Sky spared no expense on this TV drama. Was it worth it?

Babylon Berlin is the most expensive non-English language drama ever made

Forget the empty glamour of Luhrmann’s ostentatious Gatsby, this is the true grit and unabashed sexuality of the underground

Forget the empty glamour of Luhrmann’s ostentatious Gatsby, this is the true grit and unabashed sexuality of the underground

 

“We’re just a bit faster than the rest!” Charlotte Ritter (Liv Lisa Fries) utters breathlessly at the bar in episode five of Sky Atlantic’s Babylon Berlin. She’s not kidding.

This lavish drama is not for the faint of heart. This is no quaint period drama to nod off on the couch to. This is life in all its vein-slicing, eye-popping, cigarette-sizzling gory glory. This is death and decadence jitterbugging across the dance-floor, one-foot twisting in hope, the other treading into utter annihilation.

The show is based on a series of novels by Volker Kutscher, and uses three different directors, including art-house visionary Tom Twyker (Cloud Atlas, Run Lola Run). They filmed as a team and focused on individual locations within an episode, rather than filming entire episodes themselves. It’s now the most ambitious and expensive non-English language drama ever produced.

The sprawling period piece is set in 1920s Berlin and it follows detective inspector Gereon Rath (Volker Bruch) who has been transferred from his police department in Cologne to work within the Berlin vice squad. Rath is a typically noir-style tormented soul. Haunted by his wartime past and crushed under his Catholic guilt, he is tangled up in a moral Gordian knot as he attempts to aid his father’s political manoeuvring while witnessing the decaying principles of his colleagues.

Bruch’s jaundiced face, like a sun-bleached paperback, looms from the darkness, like a derelict lighthouse unable to navigate anyone to safety, least of all himself.
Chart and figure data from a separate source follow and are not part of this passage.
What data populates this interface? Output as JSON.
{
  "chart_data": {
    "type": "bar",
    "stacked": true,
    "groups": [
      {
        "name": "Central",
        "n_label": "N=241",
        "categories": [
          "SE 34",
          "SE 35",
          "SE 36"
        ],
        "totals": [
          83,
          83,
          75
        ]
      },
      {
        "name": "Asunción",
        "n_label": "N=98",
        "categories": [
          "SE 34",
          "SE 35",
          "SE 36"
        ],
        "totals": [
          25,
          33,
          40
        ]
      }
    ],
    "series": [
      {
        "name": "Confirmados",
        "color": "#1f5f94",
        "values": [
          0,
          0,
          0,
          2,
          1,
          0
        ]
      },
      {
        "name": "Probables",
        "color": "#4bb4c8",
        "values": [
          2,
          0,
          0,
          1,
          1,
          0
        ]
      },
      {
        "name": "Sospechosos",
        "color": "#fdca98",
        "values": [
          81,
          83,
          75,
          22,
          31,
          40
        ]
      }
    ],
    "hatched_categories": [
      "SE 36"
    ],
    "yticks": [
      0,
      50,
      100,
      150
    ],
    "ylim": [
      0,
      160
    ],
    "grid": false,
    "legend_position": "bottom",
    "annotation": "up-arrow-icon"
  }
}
Meanwhile, having sacrificed themselves to the lure of the capital, Berlin’s citizens are now being eaten alive, as they crowd the streets like smoke-stained zombies frantically searching for work. The slums, with their thin walls and crowded grey rooms, frosty with ice and smothered with damp, are packed with feverish children and coughing parents.

Among them is the Ritter family. Young Charlotte (played with irrepressible ebullience by Liv Lisa Fries) is  the vibrant, enterprising daughter of the emerging modern metropolis who is determined to claw her way out of her grim economic situation. She works as a temp in the police department and furiously dances through the night at the famous Moka Efti.

The scenes created in the legendary nightclub are nothing short of astonishing. Forget the empty glamour of Luhrmann’s ostentatious Gatsby, this is the true grit and unabashed sexuality of the underground. These moments capture a raw energy, an unquenchable spirit, a desperation to live, to postpone the grinding poverty and political uncertainty that surrounds them.

They gather in sequined gowns, feathers, cheap suits and borrowed furs, dancing in line, a shivering, jerking mass united in the church of cabaret, singing as a chaotic choir about the passing of time and fear of the future. The spectre of things to come lingers like a heavy perfume with most, if not all oblivious to its blossoming sour scent.  

A throbbing headache of paranoia pounds throughout series. Everyone is double crossing each other, from the drag performers and audience members in the Hollander and the working girls of the Moka Efti clubs to the suspicious Soviets and the corrupt police force filled with informants.

As Ritter and Rath’s lives inexorably intertwine they are taken on a journey to the subterranean centre of darkness. And we watch is all, like a political and philosophical peep-show.